Exploring some woods together
Exploring some woods together

She’s growing up far too fast at the moment, she’s clever, funny, enjoys dancing and performing, is scared by teeny tiny dogs but huge horses several times bigger than her she’s absolutely fine with! Go figure. She’s also showing a new stage of processing the world around her and with that she’s noticing differences.

She’s started introducing her brother to people we’ve just met like this: “This is my brother, he has one hand and one arm.”

On Christmas day morning we told her that she might need to help her brother open his presents, “Because he only has one hand?” She asked, “No! Because he’s a baby and doesn’t fully understand unwrapping.” We replied.

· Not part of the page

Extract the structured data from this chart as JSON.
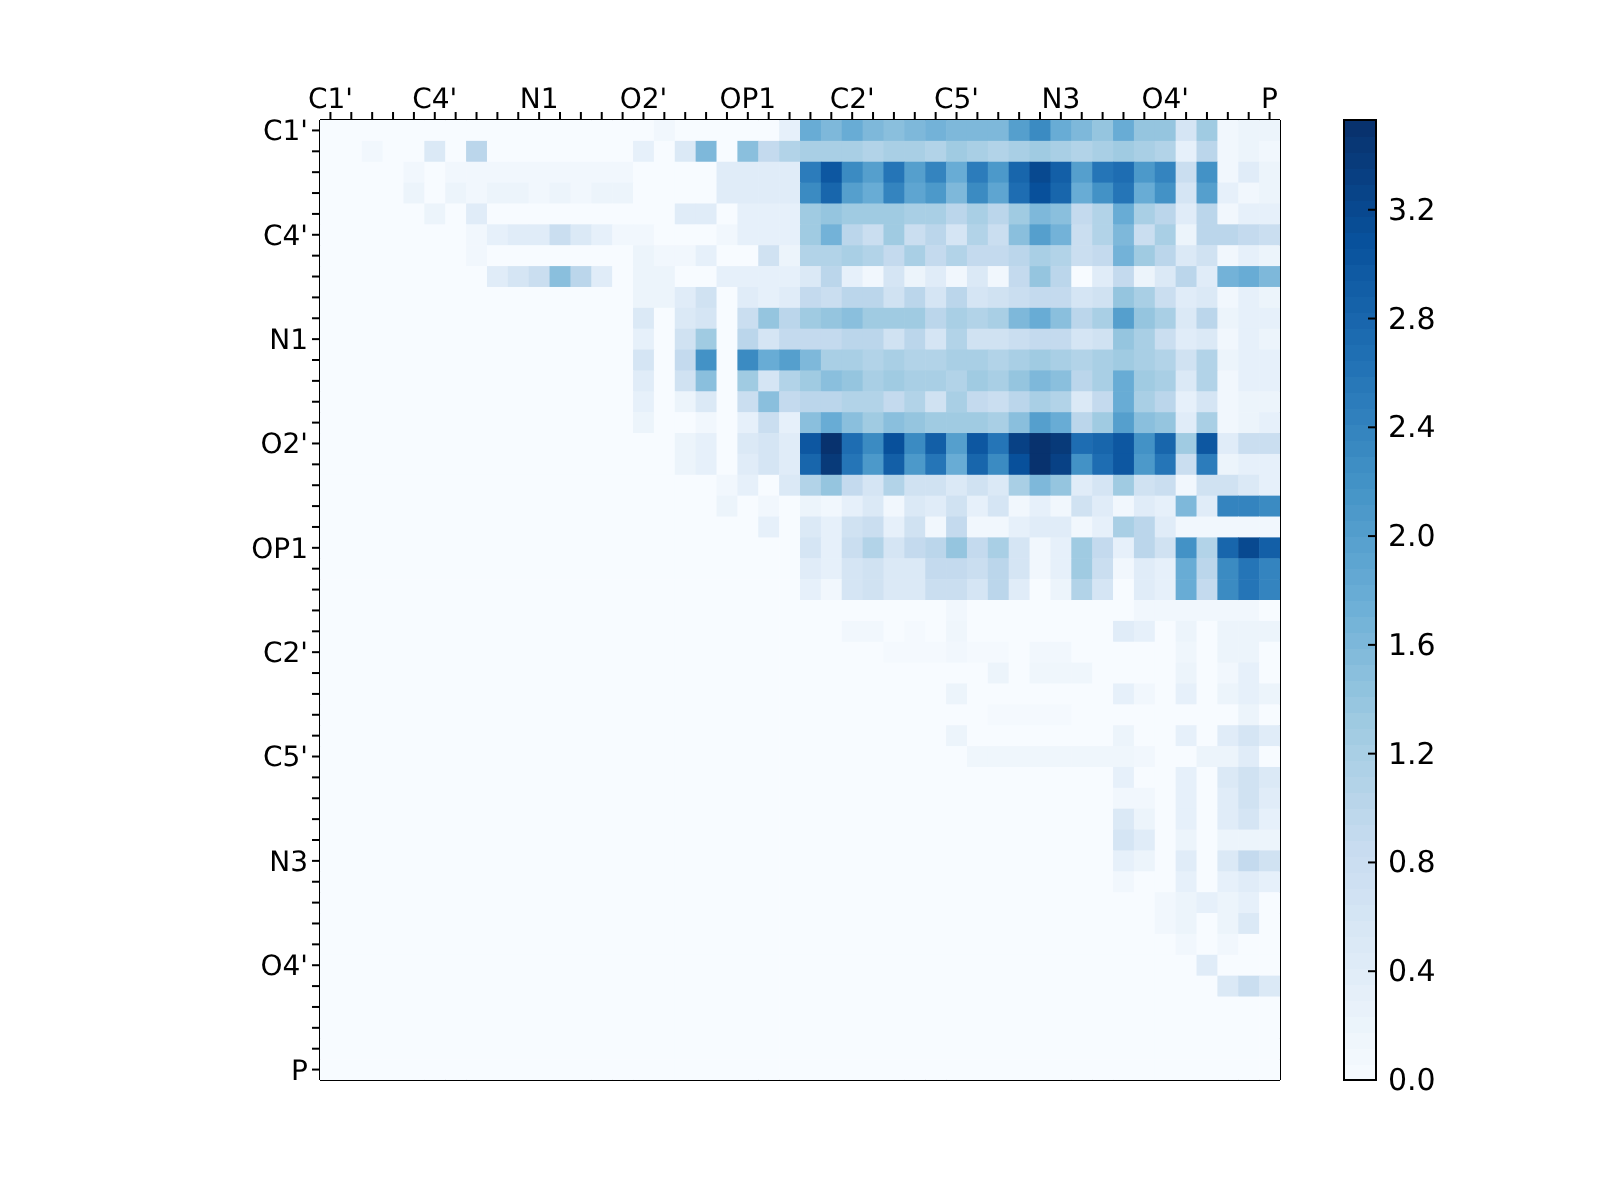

Watching some of the Cbeebies Pantos on catch up, she spots the presenter Cerrie¬†Burnell, “Oooh she has one hand and one arm too!!”

The amazing Reach magazine will come through our door and she loves flicking through it to see other people who look like her brother and learning about how everyone is different.

At the dinner table the other night she bends one arm at the elbow and declares that she has one arm and one hand too!

Reading through the Reach Magazine
Reading through the Reach Magazine

Without a doubt she is realising that her brother looks different to many of the people around her, but what’s great is that through the representation of differences increasing on main stream media she can see that he isn’t alone and she is learning that different is awesome (again a great book if you haven’t yet bought it).

When we found out about my right hand man’s limb difference we understood that one day we will more than likely have a conversation with him when he realises he is different to many around him, it’s a bit like knowing your child is likely to ask where babies come from. We hadn’t fully thought that our daughter would have that moment too, I guess (rather naively) she would simply accept that’s how he is because that’s all she’s know. Obviously that was incredibly silly because accepting who he is and having that moment of realisation aren’t mutually exclusive.

Pushing her brother in the park.
Pushing her brother in the park just before Christmas.

It’s wonderful to see her process and learn about differences, and I’m excited to see how her journey develops.